Benjamin Graham also says

I was about to chuck out the Benjamin Graham lecture notes - I mean who keeps 47year old typescripts , even if they did originally cost 50c?

But in a handful of pages Graham not only discussed the weight of asset classes in of a portfolio [risky v nonrisky, see last blog], he also looked at what you should buy and when to rebalance.

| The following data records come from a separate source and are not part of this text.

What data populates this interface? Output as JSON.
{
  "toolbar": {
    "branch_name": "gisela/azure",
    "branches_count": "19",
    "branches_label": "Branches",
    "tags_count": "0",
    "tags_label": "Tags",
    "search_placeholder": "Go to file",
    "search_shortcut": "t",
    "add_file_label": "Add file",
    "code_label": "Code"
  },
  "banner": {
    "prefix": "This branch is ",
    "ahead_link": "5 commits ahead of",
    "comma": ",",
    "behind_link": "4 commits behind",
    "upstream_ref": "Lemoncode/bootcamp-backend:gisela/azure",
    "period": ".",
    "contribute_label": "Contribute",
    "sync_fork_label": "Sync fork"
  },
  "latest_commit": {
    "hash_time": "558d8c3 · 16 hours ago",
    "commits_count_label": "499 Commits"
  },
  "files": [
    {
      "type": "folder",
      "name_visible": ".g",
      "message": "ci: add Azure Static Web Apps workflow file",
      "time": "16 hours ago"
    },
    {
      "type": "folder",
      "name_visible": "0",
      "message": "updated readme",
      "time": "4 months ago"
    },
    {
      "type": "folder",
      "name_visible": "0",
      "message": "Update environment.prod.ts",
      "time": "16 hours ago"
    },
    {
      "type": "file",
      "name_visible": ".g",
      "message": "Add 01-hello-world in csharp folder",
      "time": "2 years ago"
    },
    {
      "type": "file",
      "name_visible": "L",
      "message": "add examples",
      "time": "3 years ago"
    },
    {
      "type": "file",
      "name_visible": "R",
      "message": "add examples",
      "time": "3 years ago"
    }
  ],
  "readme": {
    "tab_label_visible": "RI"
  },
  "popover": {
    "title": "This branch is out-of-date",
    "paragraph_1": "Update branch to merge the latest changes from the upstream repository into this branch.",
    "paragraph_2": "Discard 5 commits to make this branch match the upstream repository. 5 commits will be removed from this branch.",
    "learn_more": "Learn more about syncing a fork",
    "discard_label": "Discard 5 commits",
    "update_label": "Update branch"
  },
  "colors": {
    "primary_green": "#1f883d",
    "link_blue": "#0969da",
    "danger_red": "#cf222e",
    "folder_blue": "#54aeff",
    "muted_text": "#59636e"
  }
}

'Use a 50-50 division between stock and bonds. When the market level of the stocks rises to a point where they constitute 55% of the total or maybe 60%, you would then sell out enough to bring your proportion back to 50% putting the proceeds, back into bonds or saving banks.'

Graham goes on to discuss various similar 'formula plans' -

'The main need here is for the investor to select some rule which seems to be suitable for his point of view, one which will keep him out of mischief and one, I insist, which will always maintain some interest in common stocks regardless of how high the market level goes'

Graham's point being that if you missed out on a bubble (my word) your disappointment (his word) would have been so great -

'as probably to ruin you from the standpoint of intelligent investing for the rest of you life.'

A final word on stock selection:

'there is no indication that the investor can do better than the market averages by making his own selection or by taking expert advice.'

When Graham wrote this in 1963 the first index funds were years away.